By his senior year, Fr. Frederico was applying to the Jesuits. Listen to the whole segment with Fr. Frederico online.

Jesuit and His Two Brothers All Called to the Priesthood

Jesuit Vincent Strand and his brothers

Jesuit Vincent Strand (right), with his brothers Fr. Luke Strand (left) and Fr. Jacob Strand (center).

Jesuit Vincent Strand, a regent currently studying German in Austria, was recently featured in an Associated Press story because he and his two brothers, Luke and Jacob, all have a calling to the priesthood.

Vincent Strand’s older brother Luke and younger brother Jacob are already ordained, and Strand is on the path to ordination.

According to Strand, his original plan was to become a neurologist, get married and start a family.
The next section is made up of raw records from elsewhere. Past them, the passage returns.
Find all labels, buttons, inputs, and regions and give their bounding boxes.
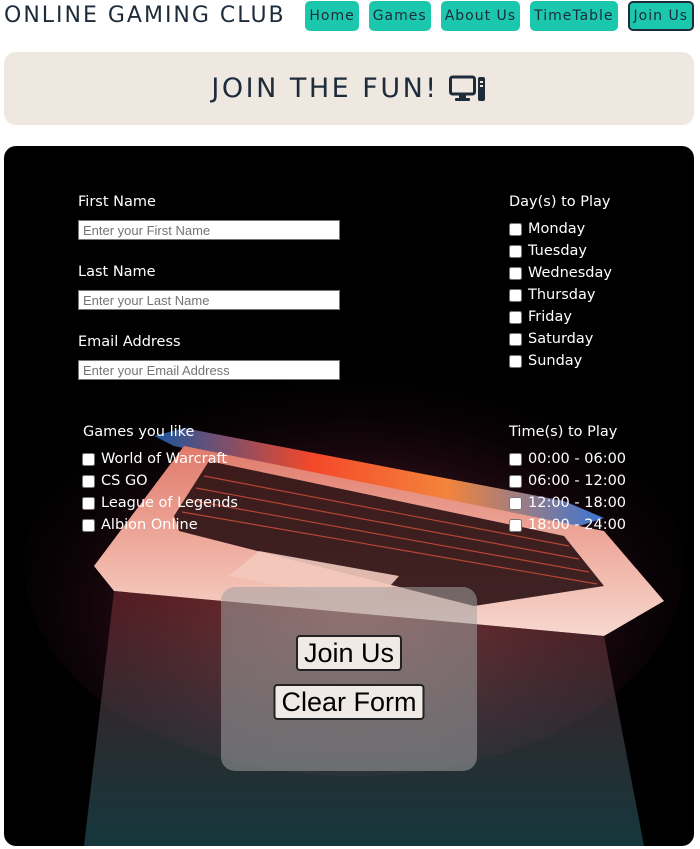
game-option-label: World of Warcraft — [101, 451, 228, 467]
nav-join-us[interactable]: Join Us — [627, 1, 694, 31]
games-label: Games you like — [83, 424, 195, 440]
day-option[interactable]: Monday — [509, 221, 585, 237]
time-option-label: 06:00 - 12:00 — [528, 473, 627, 489]
day-option-label: Wednesday — [528, 265, 612, 281]
game-option[interactable]: League of Legends — [82, 495, 238, 511]
day-checkbox[interactable] — [509, 222, 522, 236]
main-nav: Home Games About Us TimeTable Join Us — [305, 1, 694, 31]
day-option-label: Sunday — [528, 353, 583, 369]
site-header: ONLINE GAMING CLUB Home Games About Us T… — [0, 0, 700, 40]
time-option[interactable]: 00:00 - 06:00 — [509, 451, 626, 467]
last-name-label: Last Name — [78, 264, 156, 280]
time-option[interactable]: 12:00 - 18:00 — [509, 495, 626, 511]
game-checkbox[interactable] — [82, 452, 95, 466]
hero-title-wrap: JOIN THE FUN! — [211, 73, 486, 104]
time-option-label: 12:00 - 18:00 — [528, 495, 627, 511]
nav-timetable[interactable]: TimeTable — [530, 1, 618, 31]
nav-games[interactable]: Games — [368, 1, 431, 31]
game-option-label: Albion Online — [101, 517, 198, 533]
day-checkbox[interactable] — [509, 310, 522, 324]
join-form-panel: First Name Last Name Email Address Day(s… — [4, 146, 694, 846]
time-option-label: 00:00 - 06:00 — [528, 451, 627, 467]
day-option[interactable]: Tuesday — [509, 243, 587, 259]
time-checkbox[interactable] — [509, 518, 522, 532]
game-checkbox[interactable] — [82, 518, 95, 532]
time-checkbox[interactable] — [509, 474, 522, 488]
day-checkbox[interactable] — [509, 332, 522, 346]
game-checkbox[interactable] — [82, 496, 95, 510]
game-option[interactable]: CS GO — [82, 473, 148, 489]
email-input[interactable] — [78, 360, 340, 380]
time-checkbox[interactable] — [509, 496, 522, 510]
day-option[interactable]: Sunday — [509, 353, 582, 369]
day-checkbox[interactable] — [509, 288, 522, 302]
time-option[interactable]: 06:00 - 12:00 — [509, 473, 626, 489]
game-option-label: CS GO — [101, 473, 148, 489]
day-option-label: Friday — [528, 309, 572, 325]
day-option-label: Thursday — [528, 287, 596, 303]
day-checkbox[interactable] — [509, 244, 522, 258]
day-option[interactable]: Saturday — [509, 331, 593, 347]
nav-about-us[interactable]: About Us — [440, 1, 521, 31]
day-option-label: Saturday — [528, 331, 594, 347]
day-option[interactable]: Friday — [509, 309, 572, 325]
desktop-computer-icon — [448, 75, 487, 103]
time-option-label: 18:00 - 24:00 — [528, 517, 627, 533]
time-checkbox[interactable] — [509, 452, 522, 466]
day-option[interactable]: Thursday — [509, 287, 595, 303]
hero-banner: JOIN THE FUN! — [4, 52, 694, 125]
last-name-input[interactable] — [78, 290, 340, 310]
clear-form-button[interactable]: Clear Form — [273, 684, 425, 720]
day-option-label: Tuesday — [528, 243, 587, 259]
game-option-label: League of Legends — [101, 495, 238, 511]
game-checkbox[interactable] — [82, 474, 95, 488]
form-actions: Join Us Clear Form — [221, 587, 477, 771]
day-checkbox[interactable] — [509, 266, 522, 280]
nav-home[interactable]: Home — [305, 1, 359, 31]
day-checkbox[interactable] — [509, 354, 522, 368]
site-brand: ONLINE GAMING CLUB — [4, 3, 286, 28]
days-label: Day(s) to Play — [509, 194, 611, 210]
hero-title: JOIN THE FUN! — [211, 73, 439, 104]
game-option[interactable]: World of Warcraft — [82, 451, 227, 467]
day-option-label: Monday — [528, 221, 586, 237]
day-option[interactable]: Wednesday — [509, 265, 612, 281]
game-option[interactable]: Albion Online — [82, 517, 198, 533]
join-us-button[interactable]: Join Us — [295, 635, 403, 671]
times-label: Time(s) to Play — [509, 424, 618, 440]
first-name-label: First Name — [78, 194, 156, 210]
time-option[interactable]: 18:00 - 24:00 — [509, 517, 626, 533]
email-label: Email Address — [78, 334, 181, 350]
first-name-input[interactable] — [78, 220, 340, 240]
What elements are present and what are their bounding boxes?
He said he remembered thinking, “Oh, good. [Luke's] going to be the priest. I don’t have to now.”

But while at Marquette University he found his calling. Strand said a theology professor showed him “God was real in a way I hadn’t [realized] before.”

Strand told the AP that he thought about devoting himself to God even if he got married but decided to “completely empty” himself and pursue his calling.

“The celibacy and that vow of celibacy has been one of the real things I love about the life and one of the very freeing things about the life,” Strand said.